Participants Continue Large US Equity Dump

May 9, 2005 ( - Most participants remain disinclined to reallocate their retirement plan balances, but those who do seem to be chasing market trends.

According to the Hewitt 401(k) Index, large cap US equity funds suffered most during April, with nearly half (42%) of the net outflows coming from that category.   The flood from large US equity funds continues a trend that has been in evidence since January – and more than $400 million has transferred from that category since the beginning of the year, according to Hewitt (see  401(k) Participants Go to International. Then Stable Funds in March ).       
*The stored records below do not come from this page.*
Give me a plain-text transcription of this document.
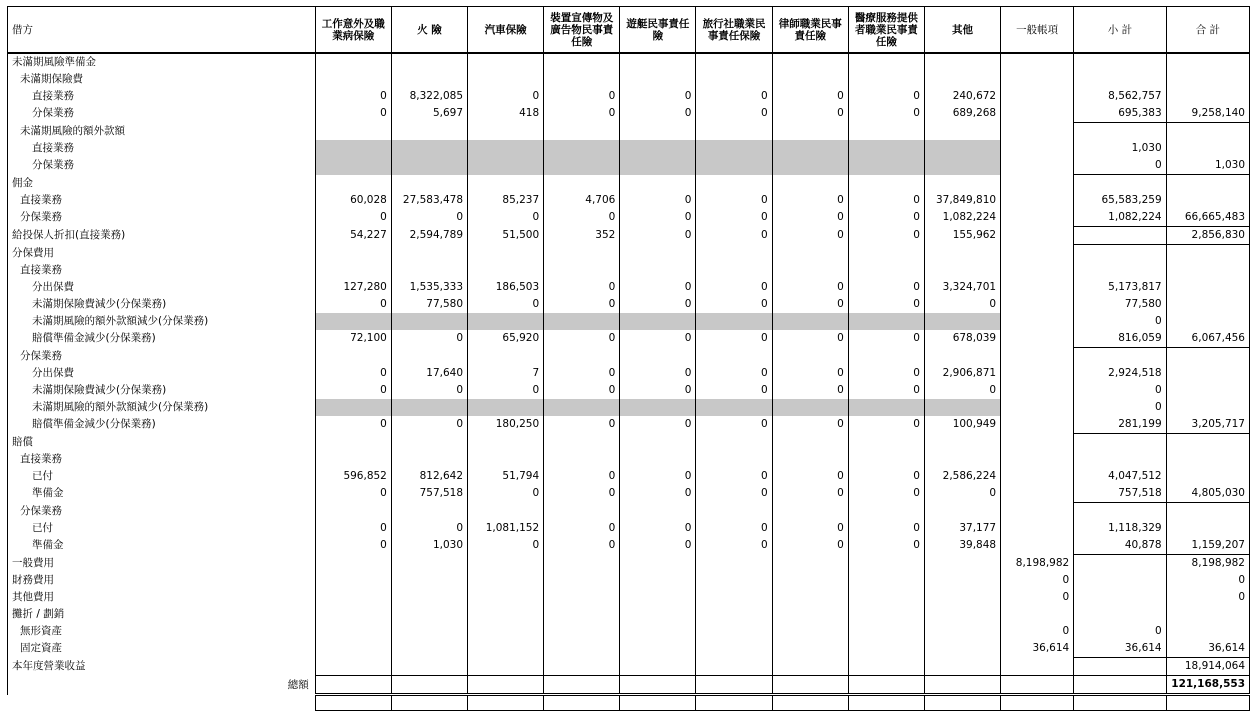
借方	工作意外及職業病保險	火 險	汽車保險	裝置宣傳物及廣告物民事責任險	遊艇民事責任險	旅行社職業民事責任保險	律師職業民事責任險	醫療服務提供者職業民事責任險	其他	一般帳項	小 計	合 計
未滿期風險準備金												
未滿期保險費												
直接業務	0	8,322,085	0	0	0	0	0	0	240,672		8,562,757	
分保業務	0	5,697	418	0	0	0	0	0	689,268		695,383	9,258,140
未滿期風險的額外款額												
直接業務											1,030	
分保業務											0	1,030
佣金												
直接業務	60,028	27,583,478	85,237	4,706	0	0	0	0	37,849,810		65,583,259	
分保業務	0	0	0	0	0	0	0	0	1,082,224		1,082,224	66,665,483
給投保人折扣(直接業務)	54,227	2,594,789	51,500	352	0	0	0	0	155,962			2,856,830
分保費用												
直接業務												
分出保費	127,280	1,535,333	186,503	0	0	0	0	0	3,324,701		5,173,817	
未滿期保險費減少(分保業務)	0	77,580	0	0	0	0	0	0	0		77,580	
未滿期風險的額外款額減少(分保業務)											0	
賠償準備金減少(分保業務)	72,100	0	65,920	0	0	0	0	0	678,039		816,059	6,067,456
分保業務												
分出保費	0	17,640	7	0	0	0	0	0	2,906,871		2,924,518	
未滿期保險費減少(分保業務)	0	0	0	0	0	0	0	0	0		0	
未滿期風險的額外款額減少(分保業務)											0	
賠償準備金減少(分保業務)	0	0	180,250	0	0	0	0	0	100,949		281,199	3,205,717
賠償												
直接業務												
已付	596,852	812,642	51,794	0	0	0	0	0	2,586,224		4,047,512	
準備金	0	757,518	0	0	0	0	0	0	0		757,518	4,805,030
分保業務												
已付	0	0	1,081,152	0	0	0	0	0	37,177		1,118,329	
準備金	0	1,030	0	0	0	0	0	0	39,848		40,878	1,159,207
一般費用										8,198,982		8,198,982
財務費用										0		0
其他費用										0		0
攤折 / 劃銷												
無形資產										0	0	
固定資產										36,614	36,614	36,614
本年度營業收益												18,914,064
總額												121,168,553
Trading volumes were normal on most days during April – with just two moderate level trading days, and one low volume day on April 6.   Interestingly enough, one of the moderate level trading days favored equities despite a sharp drop in major US stock indices on that day (April 13).   Overall trading volume remained quiet, with only 0.038% of 401(k) balances trading on a net basis on any given day – a figure that Hewitt notes is below trailing 12-month average daily net transfer activity levels of 0.040%, and lower than average daily net transfer activity levels in March and February (see  Hewitt: February K Plan Trading Went Out with a Bang ).   Transfer activity peaked at 0.077% of balances on the last business day of the month.

Stock “Flock”

Following large cap US equity funds, small US equity funds experienced the second largest net outflows – nearly 28% of the net outflows.   International funds, whose relatively strong performance has drawn participant interest this year, saw that trend reversed in April, and were nearly 9% of the month’s net outflows.   Such funds had experienced net monthly inflows since the end of the third quarter of last year. However, as international equity indices swooned in tandem with domestic stock markets last month, the tide turned, according to Hewitt.

The primary beneficiaries of the movement from stock funds were GIC/stable value offerings, which drew 42.6% of the net inflows, followed distantly by bond funds (20.29%), company stock (17.97%), and money market funds (16.96%).
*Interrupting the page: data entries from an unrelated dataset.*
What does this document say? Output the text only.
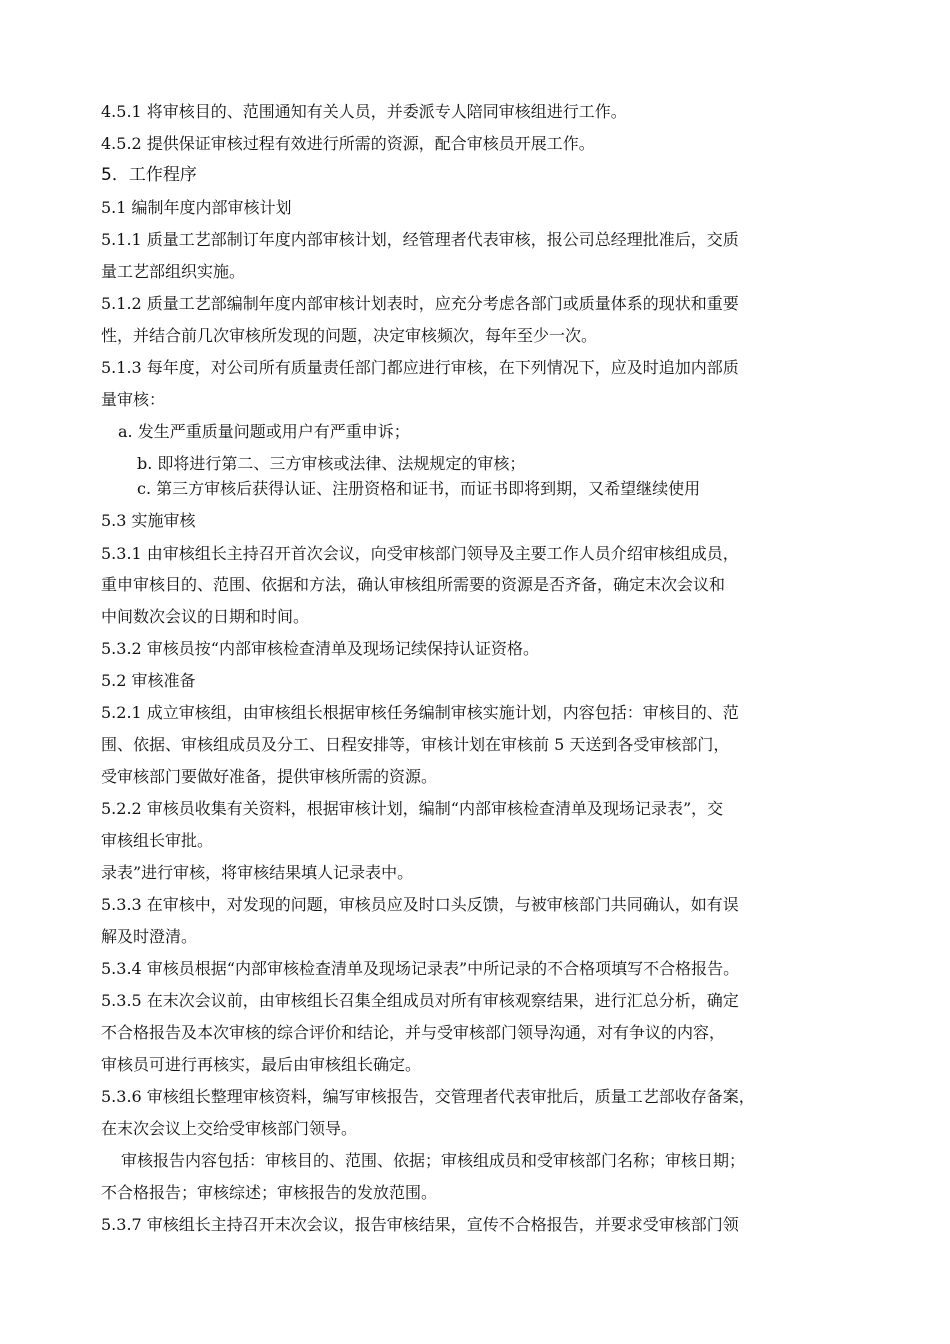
4.5.1 将审核目的、范围通知有关人员，并委派专人陪同审核组进行工作。
4.5.2 提供保证审核过程有效进行所需的资源，配合审核员开展工作。
5．工作程序
5.1 编制年度内部审核计划
5.1.1 质量工艺部制订年度内部审核计划，经管理者代表审核，报公司总经理批准后，交质
量工艺部组织实施。
5.1.2 质量工艺部编制年度内部审核计划表时，应充分考虑各部门或质量体系的现状和重要
性，并结合前几次审核所发现的问题，决定审核频次，每年至少一次。
5.1.3 每年度，对公司所有质量责任部门都应进行审核，在下列情况下，应及时追加内部质
量审核：
a. 发生严重质量问题或用户有严重申诉；
b. 即将进行第二、三方审核或法律、法规规定的审核；
c. 第三方审核后获得认证、注册资格和证书，而证书即将到期，又希望继续使用
5.3 实施审核
5.3.1 由审核组长主持召开首次会议，向受审核部门领导及主要工作人员介绍审核组成员，
重申审核目的、范围、依据和方法，确认审核组所需要的资源是否齐备，确定末次会议和
中间数次会议的日期和时间。
5.3.2 审核员按“内部审核检查清单及现场记续保持认证资格。
5.2 审核准备
5.2.1 成立审核组，由审核组长根据审核任务编制审核实施计划，内容包括：审核目的、范
围、依据、审核组成员及分工、日程安排等，审核计划在审核前 5 天送到各受审核部门，
受审核部门要做好准备，提供审核所需的资源。
5.2.2 审核员收集有关资料，根据审核计划，编制“内部审核检查清单及现场记录表”，交
审核组长审批。
录表”进行审核，将审核结果填人记录表中。
5.3.3 在审核中，对发现的问题，审核员应及时口头反馈，与被审核部门共同确认，如有误
解及时澄清。
5.3.4 审核员根据“内部审核检查清单及现场记录表”中所记录的不合格项填写不合格报告。
5.3.5 在末次会议前，由审核组长召集全组成员对所有审核观察结果，进行汇总分析，确定
不合格报告及本次审核的综合评价和结论，并与受审核部门领导沟通，对有争议的内容，
审核员可进行再核实，最后由审核组长确定。
5.3.6 审核组长整理审核资料，编写审核报告，交管理者代表审批后，质量工艺部收存备案，
在末次会议上交给受审核部门领导。
审核报告内容包括：审核目的、范围、依据；审核组成员和受审核部门名称；审核日期；
不合格报告；审核综述；审核报告的发放范围。
5.3.7 审核组长主持召开末次会议，报告审核结果，宣传不合格报告，并要求受审核部门领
Oddly, given the transfer trends, large US equity funds drew the largest proportion of contributions during the month – some 24.21%.   GIC/stable value were the second most popular draw, pulling nearly one-in-five April contribution dollars, while company stock received more than 15%.   That ordering remained consistent, even when considering participant-only contribution flows.
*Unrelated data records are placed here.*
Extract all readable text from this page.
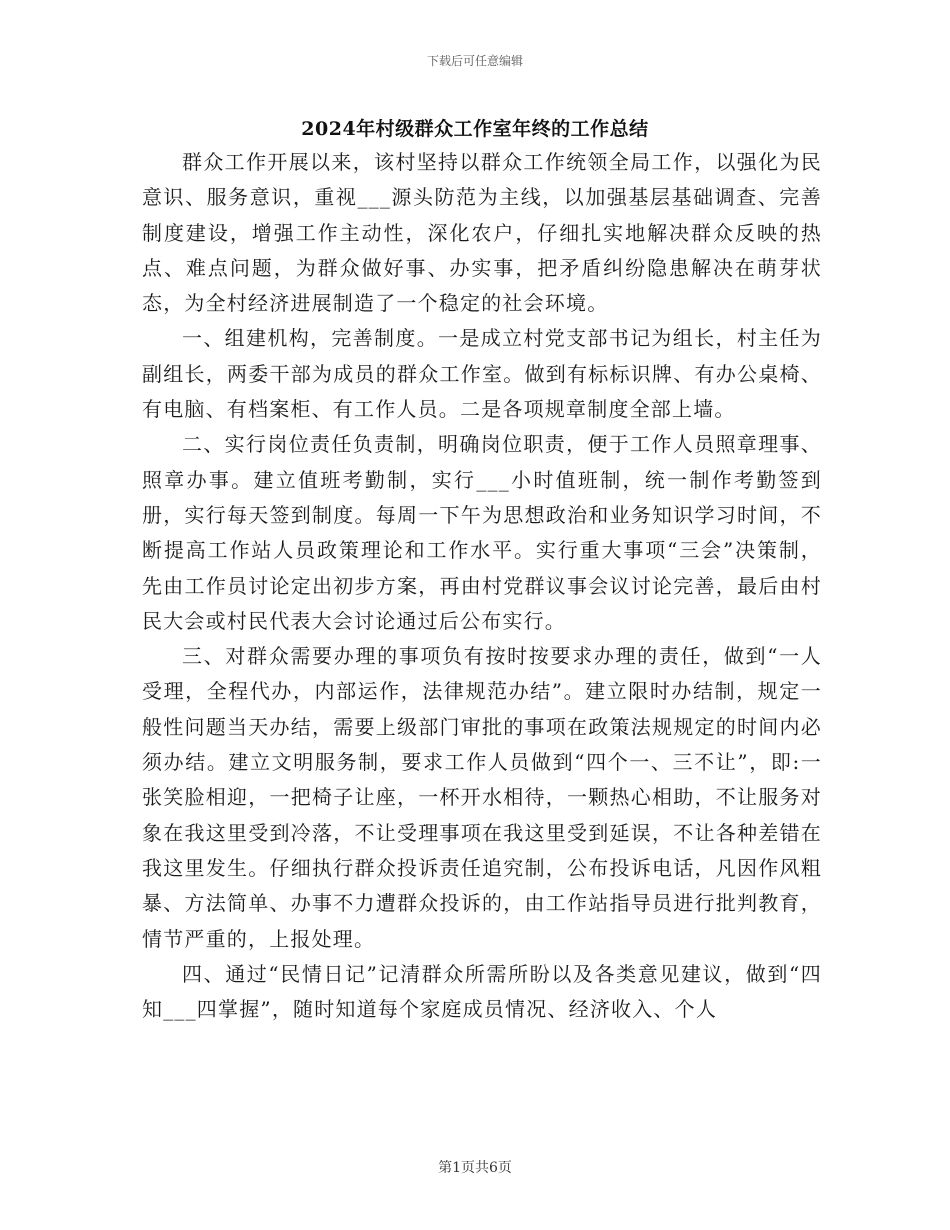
下载后可任意编辑
2024年村级群众工作室年终的工作总结

群众工作开展以来，该村坚持以群众工作统领全局工作，以强化为民意识、服务意识，重视___源头防范为主线，以加强基层基础调查、完善制度建设，增强工作主动性，深化农户，仔细扎实地解决群众反映的热点、难点问题，为群众做好事、办实事，把矛盾纠纷隐患解决在萌芽状态，为全村经济进展制造了一个稳定的社会环境。

一、组建机构，完善制度。一是成立村党支部书记为组长，村主任为副组长，两委干部为成员的群众工作室。做到有标标识牌、有办公桌椅、有电脑、有档案柜、有工作人员。二是各项规章制度全部上墙。

二、实行岗位责任负责制，明确岗位职责，便于工作人员照章理事、照章办事。建立值班考勤制，实行___小时值班制，统一制作考勤签到册，实行每天签到制度。每周一下午为思想政治和业务知识学习时间，不断提高工作站人员政策理论和工作水平。实行重大事项“三会”决策制，先由工作员讨论定出初步方案，再由村党群议事会议讨论完善，最后由村民大会或村民代表大会讨论通过后公布实行。

三、对群众需要办理的事项负有按时按要求办理的责任，做到“一人受理，全程代办，内部运作，法律规范办结”。建立限时办结制，规定一般性问题当天办结，需要上级部门审批的事项在政策法规规定的时间内必须办结。建立文明服务制，要求工作人员做到“四个一、三不让”，即:一张笑脸相迎，一把椅子让座，一杯开水相待，一颗热心相助，不让服务对象在我这里受到冷落，不让受理事项在我这里受到延误，不让各种差错在我这里发生。仔细执行群众投诉责任追究制，公布投诉电话，凡因作风粗暴、方法简单、办事不力遭群众投诉的，由工作站指导员进行批判教育，情节严重的，上报处理。

四、通过“民情日记”记清群众所需所盼以及各类意见建议，做到“四知___四掌握”，随时知道每个家庭成员情况、经济收入、个人

第1页共6页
Because of market weakness and transfer activity, however, participants’ overall allocation to equity investments decreased slightly to 66.0% by the end of April, from 66.4% at the end of March. Historically, 401(k) participants’ equity exposure, according to the Index, has been as high as 74% (in 2000) and as low as 57% (in 2003).

The Hewitt 401(k) Index tracks the daily transfer activity of nearly 1.5 million 401(k) plan participants with nearly $90 billion in collective assets.